Empresas “têm um papel social muito importante no controlo da epidemia”

Questionada sobre uma denúncia de alegados casos de infecção pelo novo coronavírus em lojas da cadeia Pingo Doce, a directora-geral da Saúde respondeu que “quando há uma situação em que é feita uma denúncia às autoridades de saúde, essa denúncia tem que ser investigada”. “Os meus colegas estarão certamente a verificar a veracidade dessa denúncia”, garantiu, durante a conferência de imprensa desta quarta-feira sobre a situação da epidemia em Portugal.

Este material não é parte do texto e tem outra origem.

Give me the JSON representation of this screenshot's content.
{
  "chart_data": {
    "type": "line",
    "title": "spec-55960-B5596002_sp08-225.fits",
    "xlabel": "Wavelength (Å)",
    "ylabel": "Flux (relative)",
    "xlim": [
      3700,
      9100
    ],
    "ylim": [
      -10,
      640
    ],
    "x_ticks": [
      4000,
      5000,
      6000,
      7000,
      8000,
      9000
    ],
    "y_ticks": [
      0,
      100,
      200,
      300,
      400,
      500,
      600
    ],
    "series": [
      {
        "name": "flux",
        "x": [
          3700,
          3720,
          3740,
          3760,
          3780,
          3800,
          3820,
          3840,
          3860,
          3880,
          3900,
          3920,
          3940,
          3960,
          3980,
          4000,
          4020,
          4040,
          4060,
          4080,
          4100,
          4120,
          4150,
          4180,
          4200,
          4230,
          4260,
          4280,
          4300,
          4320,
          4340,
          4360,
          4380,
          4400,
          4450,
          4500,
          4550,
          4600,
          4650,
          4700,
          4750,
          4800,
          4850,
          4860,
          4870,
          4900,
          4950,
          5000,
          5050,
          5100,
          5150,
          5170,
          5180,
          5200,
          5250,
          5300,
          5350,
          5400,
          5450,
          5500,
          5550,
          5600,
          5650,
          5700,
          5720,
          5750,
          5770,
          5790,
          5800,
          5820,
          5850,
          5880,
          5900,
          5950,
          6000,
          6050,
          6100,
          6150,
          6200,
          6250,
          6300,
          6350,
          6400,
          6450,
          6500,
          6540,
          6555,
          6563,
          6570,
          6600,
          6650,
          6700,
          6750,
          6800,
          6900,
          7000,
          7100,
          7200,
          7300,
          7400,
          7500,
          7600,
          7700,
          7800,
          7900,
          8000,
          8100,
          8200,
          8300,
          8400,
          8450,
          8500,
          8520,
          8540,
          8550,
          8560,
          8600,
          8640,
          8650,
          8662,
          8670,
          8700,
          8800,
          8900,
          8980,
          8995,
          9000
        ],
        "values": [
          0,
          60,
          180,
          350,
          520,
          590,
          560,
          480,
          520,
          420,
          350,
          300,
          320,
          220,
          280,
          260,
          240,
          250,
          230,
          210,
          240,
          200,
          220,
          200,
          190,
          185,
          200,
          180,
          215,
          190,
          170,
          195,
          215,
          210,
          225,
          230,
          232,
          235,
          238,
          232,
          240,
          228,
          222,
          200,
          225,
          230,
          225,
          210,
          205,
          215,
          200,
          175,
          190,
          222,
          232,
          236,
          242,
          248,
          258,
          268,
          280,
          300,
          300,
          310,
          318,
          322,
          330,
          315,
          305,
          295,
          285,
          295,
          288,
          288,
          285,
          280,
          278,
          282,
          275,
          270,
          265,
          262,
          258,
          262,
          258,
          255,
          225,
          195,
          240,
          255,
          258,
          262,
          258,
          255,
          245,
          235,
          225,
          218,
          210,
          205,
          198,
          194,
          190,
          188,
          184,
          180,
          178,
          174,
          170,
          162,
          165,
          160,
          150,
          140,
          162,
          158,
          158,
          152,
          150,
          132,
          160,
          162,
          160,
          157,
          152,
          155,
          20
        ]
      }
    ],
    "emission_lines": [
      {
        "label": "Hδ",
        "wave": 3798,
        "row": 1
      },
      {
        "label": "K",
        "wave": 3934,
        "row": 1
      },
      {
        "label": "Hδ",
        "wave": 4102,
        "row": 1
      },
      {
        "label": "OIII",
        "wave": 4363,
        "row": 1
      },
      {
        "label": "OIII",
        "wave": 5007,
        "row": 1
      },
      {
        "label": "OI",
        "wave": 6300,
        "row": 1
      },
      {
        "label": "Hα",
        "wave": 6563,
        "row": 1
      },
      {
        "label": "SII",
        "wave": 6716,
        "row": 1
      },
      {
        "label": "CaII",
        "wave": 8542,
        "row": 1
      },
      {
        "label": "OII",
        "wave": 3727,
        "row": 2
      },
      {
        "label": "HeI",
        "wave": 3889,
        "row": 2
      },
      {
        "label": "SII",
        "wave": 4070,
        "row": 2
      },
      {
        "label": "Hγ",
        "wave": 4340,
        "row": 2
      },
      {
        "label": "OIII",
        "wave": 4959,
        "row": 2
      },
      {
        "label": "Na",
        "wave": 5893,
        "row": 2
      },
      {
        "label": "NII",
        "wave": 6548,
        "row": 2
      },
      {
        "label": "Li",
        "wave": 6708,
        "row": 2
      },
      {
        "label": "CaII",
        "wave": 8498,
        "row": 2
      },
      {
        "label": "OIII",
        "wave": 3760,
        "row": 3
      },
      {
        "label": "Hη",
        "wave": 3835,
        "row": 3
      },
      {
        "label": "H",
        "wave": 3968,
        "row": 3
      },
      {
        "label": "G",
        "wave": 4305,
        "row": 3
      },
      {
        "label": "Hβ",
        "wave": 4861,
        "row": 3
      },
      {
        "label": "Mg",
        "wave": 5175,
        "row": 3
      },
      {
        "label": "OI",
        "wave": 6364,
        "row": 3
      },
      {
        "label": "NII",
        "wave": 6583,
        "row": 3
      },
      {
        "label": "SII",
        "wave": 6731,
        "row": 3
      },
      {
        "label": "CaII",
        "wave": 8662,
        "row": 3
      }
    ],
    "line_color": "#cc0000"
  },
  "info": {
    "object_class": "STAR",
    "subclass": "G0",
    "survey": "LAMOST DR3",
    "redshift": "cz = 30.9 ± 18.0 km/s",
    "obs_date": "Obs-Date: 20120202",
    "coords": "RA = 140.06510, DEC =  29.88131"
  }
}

Graça Freitas sublinhou ainda que as empresas “têm um papel social muito importante no controlo da epidemia”. “Sabemos hoje, embora isso possa mudar, que o contágio verifica-se sobretudo no interior das habitações, depois em contexto laboral e depois social”, afirmou, destacando que as festas e ajuntamentos “dão origem a muitos doentes ao mesmo tempo que vão para as suas habitações e acabam por contagiar outras pessoas”.

A directora-geral da Saúde reafirmou que as entidades empregadoras têm uma responsabilidade social grande no que cabe a “manter os seus planos de contingência e assegurar que os profissionais tê formação sobre esses planos”. “Se são empresas que têm clientes devem contribuir para que se ajude os clientes a cumprirem as regras”, disse, destacando também a responsabilidade individual de cada um.

Reabertura dos bares: “É uma questão de cumprir regras”.

Em resposta a uma questão sobre as declarações do secretário de Estado da Juventude e do Desporto, João Paulo Rebelo, que admitiu na terça-feira que a reabertura controlada dos bares pode ajudar a impedir a realização de festas ilegais e o ajuntamento de jovens em espaços públicos, Graça Freitas destacou que esta “não é uma questão de abrir ou não abrir, é uma questão de cumprir regras”.

“Se abrir e se quem é dono do bar obrigar os clientes a cumprirem as regras, então poderemos ter um grupo de pessoas que está ali ordeiramente, com distanciamento físico, higienização das mãos, sem estar a trocar objectos e ter um risco relativamente baixo”, referiu a directora-geral da Saúde.

“Tem que haver um compromisso das entidades que têm esses espaços. É mesmo uma carta de compromisso de que vão zelar para que as regras sejam cumpridas”, concluiu, assegurando que esta “não é uma questão em abstracto”.

Em todo o mundo há mais de 9,2 milhões de casos positivos, 470 mil mortes e 4,6 milhões de recuperados desde Janeiro, de acordo com os dados da Universidade Johns Hopkins.